What was a $100 million tranche of Class B notes, a higher-risk earthquake exposed layer with a modelled expected loss of 5.78% and initial price guidance of 8.25% to 8.75%, had a raised target of $60 million to $100 million and with tightened price guidance of 8.75% to 9%. This tranche has now been priced at $60 million in size, we’re told, the lower-end of the target, with pricing of 9%, so the upper end of revised guidance and above the initial guidance range.
What was a $100 million tranche of Class C notes, covering named storms and hurricanes on the Atlantic coast and with a modelled expected loss of 5.61% at the base case, had initial price guidance for investors of 10% to 10.5%. This target lifted to $100 million to $125 million with price guidance tightened to 10% to 10.25%. We’re told this tranche has priced at $125 million in size, with pricing of 10%, so at the lower-end of initial guidance.
The final $100 million Class D tranche, covering named storms and hurricanes on the Pacific coast of Mexico with a modelled expected loss of 4.06% , were initially offered to investors with price guidance of 6.75% to 7.25%. Again the target lifted to $100 million to $125 million with price guidance tightened to 6.5% to 6.75%. This tranche also achieved the upper-end of the targeted size at $125 million, with pricing of 6.5% actually below the initial guidance range.
So a mixed result in terms of demand and pricing, with the riskier earthquake layer of notes seemingly less popular with the cat bond investor base.
But for Mexico the new cat bond issuance has resulted in a positive upsizing of its disaster insurance protection for the next four years, helping to protect the government and its people against the impacts of future major natural catastrophe events.

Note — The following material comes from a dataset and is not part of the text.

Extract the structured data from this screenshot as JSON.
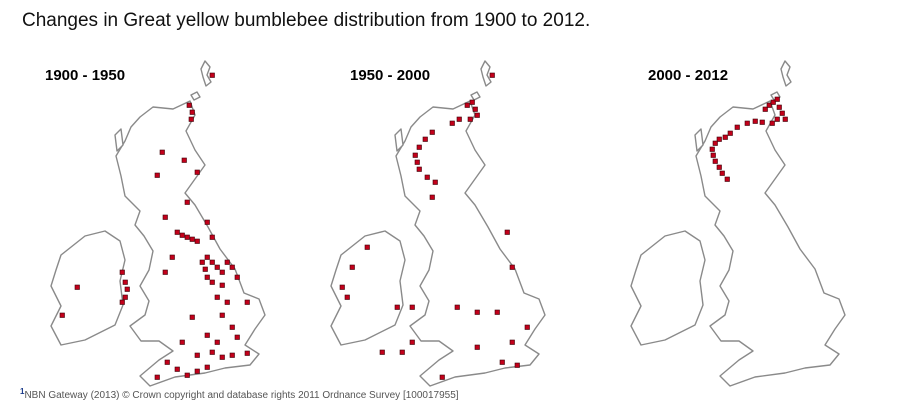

It’s also encouraging to see this first sustainable development catastrophe bond successfully brought to market.
This latest catastrophe bond from the World Bank and IBRD has a twist, as it is the first ever cat bond where the proceeds from the sale of the notes can be used by the IBRD to fund sustainable development projects in its member countries.
The hybrid structure incorporates elements of a sustainable development bond alongside a catastrophe bond and is a concept that has been broadly discussed around the market as a mechanism for tapping into investor appetite to allocate to ESG appropriate assets.
It’s assumed this means the IBRD can use the liquidity from the sale of the notes within its developmental programs and projects, but if the catastrophe bond is triggered it will make up the collateral to the agreed amount under a guarantee.
As a result, it provides sustainable development bond investment characteristics, as well as being a catastrophe linked investment, perhaps attracting an increased range of institutions and investors, broadening the insurance-linked securities (ILS) investor base.
Generali recently launched its own framework for Green Insurance Linked Securities which provides further details on a similar way to make catastrophe bonds an even more ESG appropriate investment opportunity.